Mitzuteilen sind daher alle Daten, die für die Ausgleichung relevant sind. Hierzu gehören die Zuwendung selbst, der Zeitpunkt der Zuwendung sowie alle Umstände die für bzw. gegen eine Ausgleichung sprechen. Selbstverständlich sind auch etwaige Gegenleistungen, die der Zuwendungsempfänger erbracht hat, bekannt zu geben. Ob die Auskunftspflicht auch die Angabe der wertbildenden Faktoren umfasst, ist umstritten. Die wohl herrschende Meinung geht davon aus, dass im Rahmen der Auskunft nach § 2057 BGB wertbildende Faktoren mitzuteilen sind. Nach anderer Auffassung soll das nicht der Fall sein. Begründet wird diese Auffassung damit, dass Auskunft und Wertermittlung voneinander unabhängig seien, die Auskunft der Wertermittlung häufig voraus, jedoch nicht mit ihr einherginge. Zudem bestünde kein praktisches Bedürfnis für eine Ausweitung des Anspruchs aus § 2057 auf "wertbildende Faktoren".
Rz. 81
Ein Anspruch auf Wertermittlung ergibt sich direkt aus § 2057 BGB nicht. Gegebenenfalls kann sich aber ein Anspruch aus § 242 BGB gerichtet auf die Einholung eines Sachverständigengutachtens ergeben, wenn die Wertermittlung auf andere Weise nicht möglich ist. Nach anderer Auffassung ergibt sich aus § 2055 Abs. 2 BGB ein selbständiger Anspruch auf Wertermittlung. Die Kosten eines Sachverständigengutachtens hat der Anspruchsteller zu tragen.
Rz. 82
Zur Auskunft verpflichtet ist jeder, der nach §§ 2050 ff. BGB zur Ausgleichung verpflichtet ist. Zu diesem Personenkreis gehört in analoger Anwendung der Vorschrift ferner ein Pflichtteilsberechtigter gegen einen anderen Pflichtteilsberechtigten.

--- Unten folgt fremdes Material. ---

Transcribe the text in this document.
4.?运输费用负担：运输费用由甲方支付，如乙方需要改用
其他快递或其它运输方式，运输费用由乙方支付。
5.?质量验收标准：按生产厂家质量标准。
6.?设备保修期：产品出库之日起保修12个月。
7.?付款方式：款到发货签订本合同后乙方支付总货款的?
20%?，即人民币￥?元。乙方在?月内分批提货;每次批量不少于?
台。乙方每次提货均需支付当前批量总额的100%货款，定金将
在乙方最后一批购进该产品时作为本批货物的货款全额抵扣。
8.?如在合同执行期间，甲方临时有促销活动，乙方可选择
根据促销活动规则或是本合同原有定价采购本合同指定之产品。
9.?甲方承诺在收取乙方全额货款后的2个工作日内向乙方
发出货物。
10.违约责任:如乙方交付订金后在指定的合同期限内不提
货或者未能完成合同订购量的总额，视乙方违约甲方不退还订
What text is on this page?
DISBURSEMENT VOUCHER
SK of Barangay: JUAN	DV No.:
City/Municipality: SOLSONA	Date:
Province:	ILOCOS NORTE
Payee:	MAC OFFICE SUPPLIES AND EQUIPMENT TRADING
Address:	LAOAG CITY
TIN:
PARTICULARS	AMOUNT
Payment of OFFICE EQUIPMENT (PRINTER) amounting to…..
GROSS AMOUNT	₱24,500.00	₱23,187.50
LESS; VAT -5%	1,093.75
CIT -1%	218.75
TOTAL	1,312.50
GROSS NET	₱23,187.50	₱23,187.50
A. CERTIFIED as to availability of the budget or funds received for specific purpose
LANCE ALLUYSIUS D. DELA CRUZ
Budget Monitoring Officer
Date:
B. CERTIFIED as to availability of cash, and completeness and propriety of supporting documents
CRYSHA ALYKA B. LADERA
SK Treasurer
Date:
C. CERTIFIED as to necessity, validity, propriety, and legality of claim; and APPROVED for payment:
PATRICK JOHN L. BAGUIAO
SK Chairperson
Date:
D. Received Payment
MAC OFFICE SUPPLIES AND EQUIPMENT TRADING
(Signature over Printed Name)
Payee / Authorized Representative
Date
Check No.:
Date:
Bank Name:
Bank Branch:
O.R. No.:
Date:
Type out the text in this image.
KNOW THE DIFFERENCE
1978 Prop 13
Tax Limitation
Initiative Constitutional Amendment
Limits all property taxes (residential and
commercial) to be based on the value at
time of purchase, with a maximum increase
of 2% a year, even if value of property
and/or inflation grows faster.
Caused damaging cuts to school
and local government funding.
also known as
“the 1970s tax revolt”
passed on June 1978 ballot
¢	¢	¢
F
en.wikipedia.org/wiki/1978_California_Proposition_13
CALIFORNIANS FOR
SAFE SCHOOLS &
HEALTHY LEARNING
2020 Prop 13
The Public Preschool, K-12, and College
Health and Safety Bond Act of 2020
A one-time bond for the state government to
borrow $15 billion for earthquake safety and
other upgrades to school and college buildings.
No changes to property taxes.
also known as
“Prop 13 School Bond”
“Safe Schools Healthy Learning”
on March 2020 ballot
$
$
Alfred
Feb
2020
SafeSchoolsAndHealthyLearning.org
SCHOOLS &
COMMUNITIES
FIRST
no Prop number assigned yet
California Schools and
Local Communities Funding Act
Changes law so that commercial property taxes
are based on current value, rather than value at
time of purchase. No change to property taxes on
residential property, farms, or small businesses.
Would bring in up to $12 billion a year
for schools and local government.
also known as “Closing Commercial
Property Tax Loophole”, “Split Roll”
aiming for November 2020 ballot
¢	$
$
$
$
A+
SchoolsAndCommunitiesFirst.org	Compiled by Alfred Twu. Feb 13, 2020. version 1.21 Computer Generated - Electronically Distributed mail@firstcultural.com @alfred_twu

Hierneben kann auch derjenige Erbe, der selbst kein Abkömmling des Erblassers ist, von pflichtteilsberechtigten Abkömmlingen des Erblassers nach § 2057 BGB Auskunft verlangen, denn nur so kann der Erbe als Schuldner des Pflichtteilsanspruchs Kenntnis darüber erhalten, wie sich die Pflichtteilsschuld auf die einzelnen Pflichtteilsberechtigten verteilt. Anders wird das vom OLG München gesehen und ein Auskunftsanspruch abgelehnt. Das OLG München ist der Auffassung, dass sich die wirtschaftliche Situation des Alleinerben durch die Auskunft nicht ändert, da durch die Ausgleichung lediglich die Pflichtteilsquoten verschoben würden, der Pflichtteilsanspruch an sich hierdurch aber nicht beeinflusst werde.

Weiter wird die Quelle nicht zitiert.